Examples of childhood adversity are divided into “ecological” levels. On an individual level, participants are asked about emotional, physical, and sexual abuse. When it comes to the family experience, factors like parental HIV infection and poverty are key. Peer interaction, such as bullying or violence, is also examined, as well as communal dangers like natural disasters.
One of the aims of this study is to highlight potential intervention points. Frequent or chronic activation of the stress response, particularly during sensitive developmental periods, results in social, emotional, and cognitive impairment. The study of the next generation will shed light on observed trends from the past—trends that are sometimes surprising.

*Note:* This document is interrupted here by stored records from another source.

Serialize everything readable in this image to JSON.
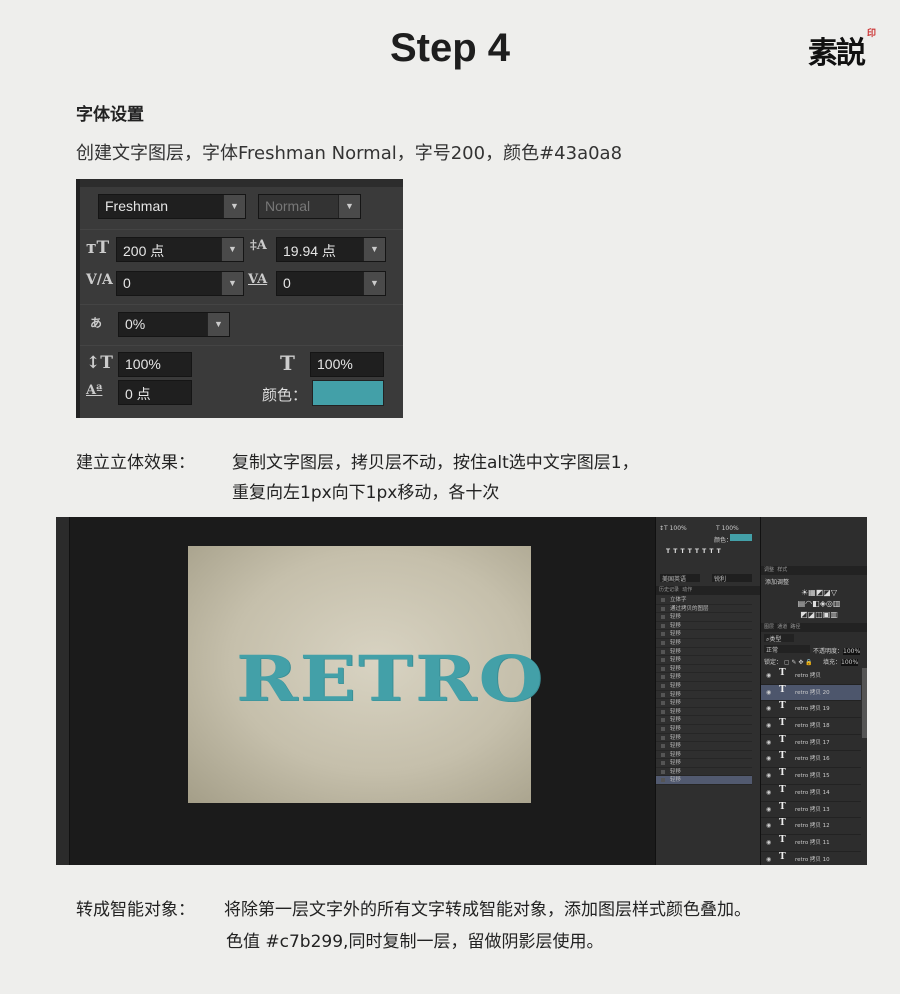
{
  "title": "Step 4",
  "logo": {
    "text": "素説",
    "seal": "印"
  },
  "section1": {
    "heading": "字体设置",
    "desc": "创建文字图层，字体Freshman Normal，字号200，颜色#43a0a8"
  },
  "char_panel": {
    "font_family": "Freshman",
    "font_style": "Normal",
    "font_size": "200 点",
    "leading": "19.94 点",
    "kerning": "0",
    "tracking": "0",
    "tsume": "0%",
    "vertical_scale": "100%",
    "horizontal_scale": "100%",
    "baseline_shift": "0 点",
    "color_label": "颜色：",
    "color": "#43a0a8"
  },
  "section2": {
    "label": "建立立体效果：",
    "line1": "复制文字图层，拷贝层不动，按住alt选中文字图层1，",
    "line2": "重复向左1px向下1px移动，各十次"
  },
  "ps": {
    "canvas_text": "RETRO",
    "char_mini": {
      "v": "100%",
      "h": "100%",
      "color_label": "颜色："
    },
    "lang": "美国英语",
    "aa": "锐利",
    "history_tabs": [
      "历史记录",
      "动作"
    ],
    "history": [
      "立体字",
      "通过拷贝的图层",
      "轻移",
      "轻移",
      "轻移",
      "轻移",
      "轻移",
      "轻移",
      "轻移",
      "轻移",
      "轻移",
      "轻移",
      "轻移",
      "轻移",
      "轻移",
      "轻移",
      "轻移",
      "轻移",
      "轻移",
      "轻移",
      "轻移",
      "轻移"
    ],
    "adj_tabs": [
      "调整",
      "样式"
    ],
    "adj_title": "添加调整",
    "layer_tabs": [
      "图层",
      "通道",
      "路径"
    ],
    "kind": "类型",
    "blend": "正常",
    "opacity_label": "不透明度：",
    "opacity": "100%",
    "lock_label": "锁定：",
    "fill_label": "填充：",
    "fill": "100%",
    "layers": [
      "retro 拷贝",
      "retro 拷贝 20",
      "retro 拷贝 19",
      "retro 拷贝 18",
      "retro 拷贝 17",
      "retro 拷贝 16",
      "retro 拷贝 15",
      "retro 拷贝 14",
      "retro 拷贝 13",
      "retro 拷贝 12",
      "retro 拷贝 11",
      "retro 拷贝 10"
    ]
  },
  "section3": {
    "label": "转成智能对象：",
    "line1": "将除第一层文字外的所有文字转成智能对象，添加图层样式颜色叠加。",
    "line2": "色值 #c7b299,同时复制一层，留做阴影层使用。"
  }
}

A Vast Network of Collaboration
The MLSFH has had a prominent role in training the next generation of scholars in a broad range of topics from African demography, fertility and marriage; global health; HIV risks and policy-responses to the epidemic; non-communicable diseases; and aging in a low-income context. The existence of ongoing MLSFH data collection has also allowed the team to develop “spin-off projects” where the core MLSFH faculty have collaborated with students or young investigators in grant proposals to raise funds for establishing independent research projects that are directed by young scholars.
“At the annual meeting of the Population Association of America, every year we have a Malawi dinner that often brings together researchers who were with us in 1998 as students and are now faculty, all the way to current students,” says Kohler. “The MLSFH alumni constitute an impressive group of scholars; some are still actively collaborating and co-authoring with us, while others have moved on to new projects. The MLSFH benefits enormously from having a large network of collaborators, friends, and former students.”
The MLSFH isn’t slowing down. In the next five years, the hope is to establish and publicly release a unique data set for analyzing a broad range of topics. New data will be collected on all surviving members of the MLSFH cohort, as well as some of their children. The topics to be covered include everything from mortality and family and household dynamics to social capital and intergenerational relations. Household and individual data will be complemented by census linkages, village-level and other ecological data, and extensive ethnographies to provide context, assess data quality, and yield insights into perceptions and behaviors underlying the surviving of an epidemic.
“To cope with new crises, low-income country citizens will have to rely on multiple and often innovative mechanisms that rely on the unique set of resources that they have at their disposal,” Kohler says. “We need to understand these mechanisms and how to enhance them, because social safety nets and healthcare systems are likely to remain inadequate.”